Kathy Kleiner Rubin, who survived being attacked by Bundy when she was a 20-year-old college student in 1978, watched trailer for Efron's movie, Extremely Wicked, Shockingly Evil and Vile, in an interview with TMZ. The survivor had a somewhat surprising response to the Bundy biopic, saying, "I don't have a problem with people looking at it, and as long as they understand that what they're watching wasn't a normal person."

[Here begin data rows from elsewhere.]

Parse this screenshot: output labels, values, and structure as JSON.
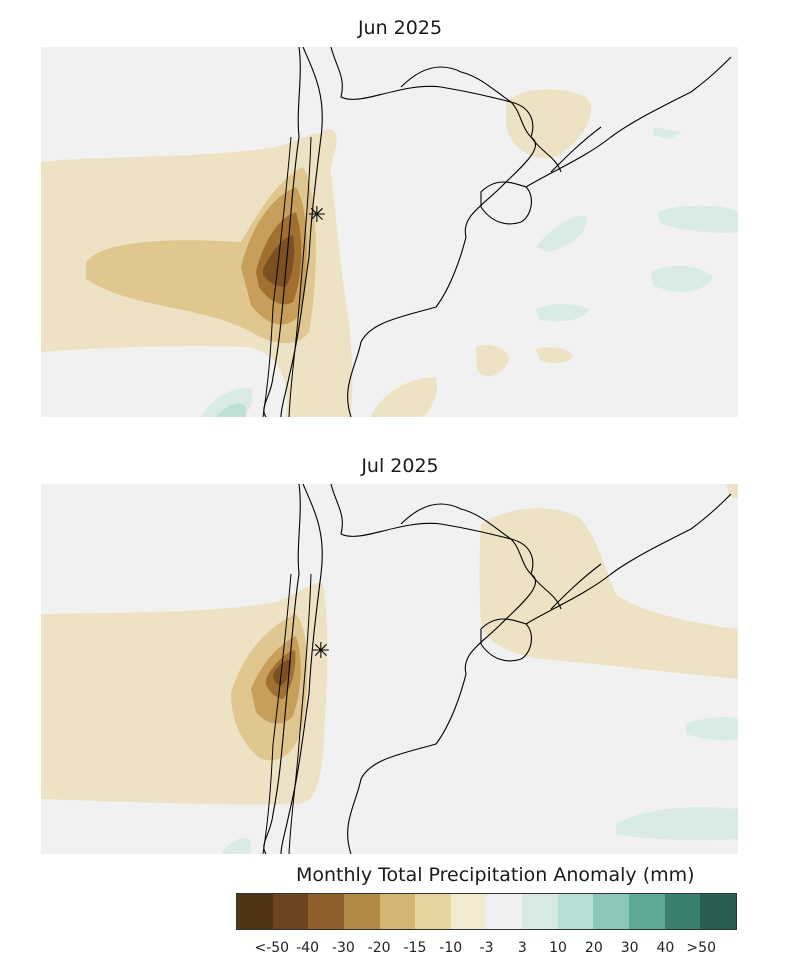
{
  "panels": [
    {
      "title": "Jun 2025"
    },
    {
      "title": "Jul 2025"
    }
  ],
  "legend": {
    "title": "Monthly Total Precipitation Anomaly (mm)",
    "colors": [
      "#4f3514",
      "#6e4520",
      "#8e5f2c",
      "#b08a45",
      "#d2b671",
      "#e6d5a0",
      "#f1ead0",
      "#f0f0f0",
      "#d6eae3",
      "#b6e0d6",
      "#8ec5bc",
      "#5ea89a",
      "#3b7f72",
      "#285e54"
    ],
    "labels": [
      "<-50",
      "-40",
      "-30",
      "-20",
      "-15",
      "-10",
      "-3",
      "3",
      "10",
      "20",
      "30",
      "40",
      ">50"
    ]
  },
  "map_colors": {
    "background": "#f1f1f1",
    "anomaly_-10": "#ece2c2",
    "anomaly_-15": "#dcc28a",
    "anomaly_-20": "#c49a55",
    "anomaly_-30": "#9c6b2e",
    "anomaly_-40": "#7a4f1f",
    "anomaly_+10": "#d8ebe4",
    "anomaly_+20": "#bfe0d6",
    "borders": "#000000"
  },
  "marker": {
    "symbol": "✳",
    "name": "asterisk-station-marker"
  }
}
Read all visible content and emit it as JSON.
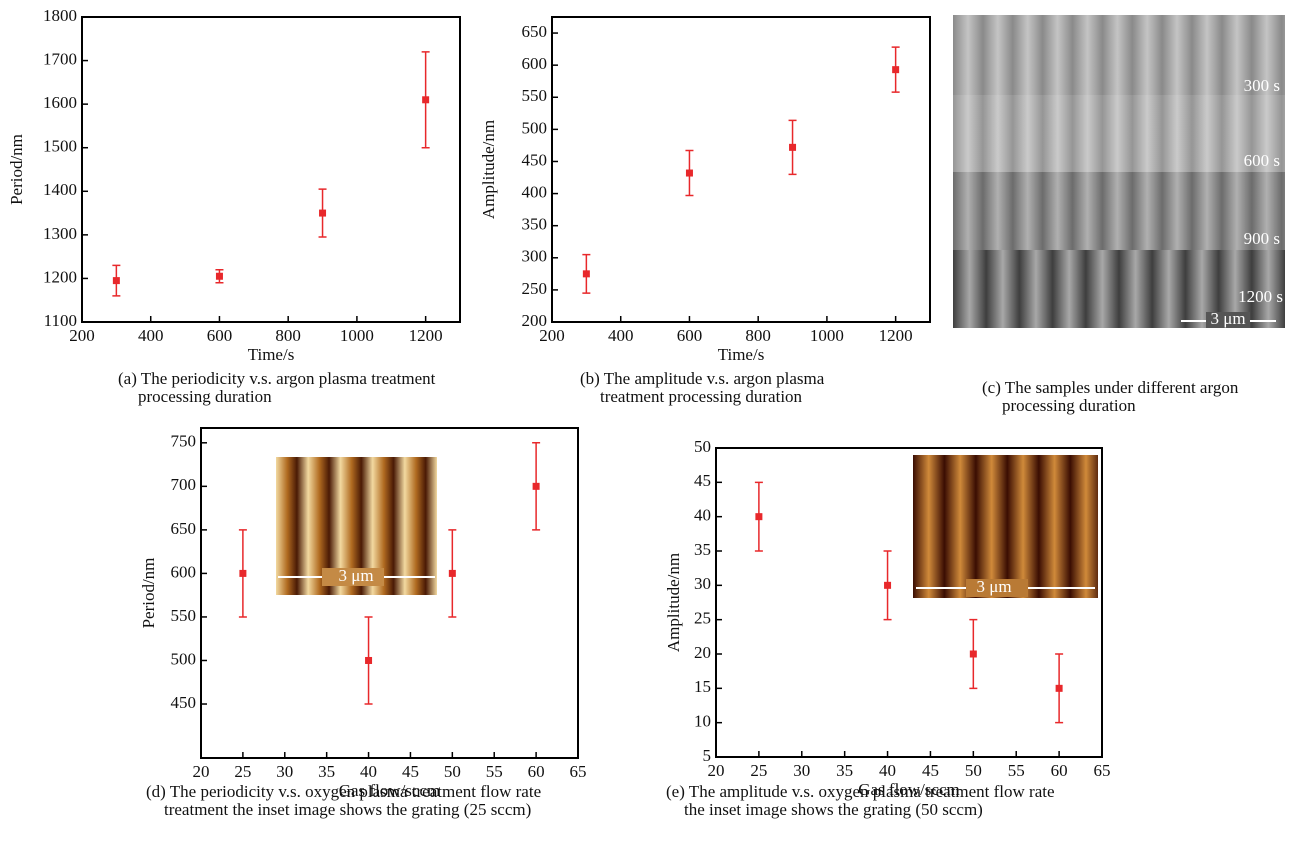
{
  "chart_data": [
    {
      "type": "scatter",
      "x": [
        300,
        600,
        900,
        1200
      ],
      "values": [
        1195,
        1205,
        1350,
        1610
      ],
      "errors": [
        35,
        15,
        55,
        110
      ],
      "color": "#e8282b",
      "xlim": [
        200,
        1300
      ],
      "xticks": [
        200,
        400,
        600,
        800,
        1000,
        1200
      ],
      "ylim": [
        1100,
        1800
      ],
      "yticks": [
        1100,
        1200,
        1300,
        1400,
        1500,
        1600,
        1700,
        1800
      ],
      "xlabel": "Time/s",
      "ylabel": "Period/nm",
      "caption": [
        "(a) The periodicity v.s. argon plasma treatment",
        "processing duration"
      ]
    },
    {
      "type": "scatter",
      "x": [
        300,
        600,
        900,
        1200
      ],
      "values": [
        275,
        432,
        472,
        593
      ],
      "errors": [
        30,
        35,
        42,
        35
      ],
      "color": "#e8282b",
      "xlim": [
        200,
        1300
      ],
      "xticks": [
        200,
        400,
        600,
        800,
        1000,
        1200
      ],
      "ylim": [
        200,
        675
      ],
      "yticks": [
        200,
        250,
        300,
        350,
        400,
        450,
        500,
        550,
        600,
        650
      ],
      "xlabel": "Time/s",
      "ylabel": "Amplitude/nm",
      "caption": [
        "(b) The amplitude v.s. argon plasma",
        "treatment processing duration"
      ]
    },
    {
      "type": "scatter",
      "x": [
        25,
        40,
        50,
        60
      ],
      "values": [
        600,
        500,
        600,
        700
      ],
      "errors": [
        50,
        50,
        50,
        50
      ],
      "color": "#e8282b",
      "xlim": [
        20,
        65
      ],
      "xticks": [
        20,
        25,
        30,
        35,
        40,
        45,
        50,
        55,
        60,
        65
      ],
      "ylim": [
        388,
        767
      ],
      "yticks": [
        450,
        500,
        550,
        600,
        650,
        700,
        750
      ],
      "xlabel": "Gas flow/sccm",
      "ylabel": "Period/nm",
      "inset": {
        "scale_bar": "3 μm"
      },
      "caption": [
        "(d) The periodicity v.s. oxygen plasma treatment flow rate",
        "treatment the inset image shows the grating (25 sccm)"
      ]
    },
    {
      "type": "scatter",
      "x": [
        25,
        40,
        50,
        60
      ],
      "values": [
        40,
        30,
        20,
        15
      ],
      "errors": [
        5,
        5,
        5,
        5
      ],
      "color": "#e8282b",
      "xlim": [
        20,
        65
      ],
      "xticks": [
        20,
        25,
        30,
        35,
        40,
        45,
        50,
        55,
        60,
        65
      ],
      "ylim": [
        5,
        50
      ],
      "yticks": [
        5,
        10,
        15,
        20,
        25,
        30,
        35,
        40,
        45,
        50
      ],
      "xlabel": "Gas flow/sccm",
      "ylabel": "Amplitude/nm",
      "inset": {
        "scale_bar": "3 μm"
      },
      "caption": [
        "(e) The amplitude v.s. oxygen plasma treatment flow rate",
        "the inset image shows the grating (50 sccm)"
      ]
    }
  ],
  "sem_panel": {
    "labels": [
      "300 s",
      "600 s",
      "900 s",
      "1200 s"
    ],
    "scale_bar": "3 μm",
    "caption": [
      "(c) The samples under different argon",
      "processing duration"
    ]
  }
}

That's not exactly the response one might expect from a victim of Bundy's calculated attacks regarding a movie which many believe seems to glorify Bundy, rather than portray the man who confessed to murdering at least 30 women, per The Guardian, in the negative light he deserves. Kleiner Rubin told TMZ that she agrees that the upcoming Efron flick, which also stars Lily Collins, seems to portray Bundy in a more flattering light than she might hope for. "I think the movie does glorify him more than I think he should be, but like I said, I think everyone should see it and understand him as what he was even when he was the 'perfect son,'" she said in a video chat interview.
Even though she cautioned against normalizing Bundy, Kleiner Rubin acknowledged that in order to portray the killer in an honest way, you have to include some aspect of the serial killer's charisma. "When they do say positive and wonderful things about him — that's what they saw, that's what Bundy wanted you to see, so it was picked up as that," Kleiner Rubin told TMZ.
Earlier this week, Rolling Stone published an interview with Kleiner Rubin in which the survivor recalled her experience as a college student at Florida State University, where Bundy crept into her bedroom and nearly killed her. "He hit me in the face and broke my jaw in three places and I passed out," Kleiner Rubin said, recalling the break in, which targeted the whole Chi Omega sorority dorm. Another woman named Karen Chandler survived the attack along with Kleiner Rubin, but Bundy murdered two of the sorority sisters in a nearby room, per The Washington Post. That was in 1978, the final year of Bundy's four-year killing spree that targeted young, college-aged women like Kleiner Rubin.
In her interviews with both TMZ and Rolling Stone, Kleiner Rubin expressed that she encourages people to learn about Bundy, rather than avoid movies and documentaries like Netflix's The Ted Bundy Tapes. "I think it’s good for people to read books about Bundy. I really do. They need to know that there’s evil out there, but they can control it," the survivor, now in her forties, told Rolling Stone.
In her interview with TMZ, Bundy's surviving victim explained that she's now speaking out in order to "care for the women," and she advised, "In your gut if you just feel that something doesn't feel right, just say no." And if listening to your gut means going to see Extremely Wicked, Shockingly Evil and Vile, well, then, Kleiner Rubin is OK with that.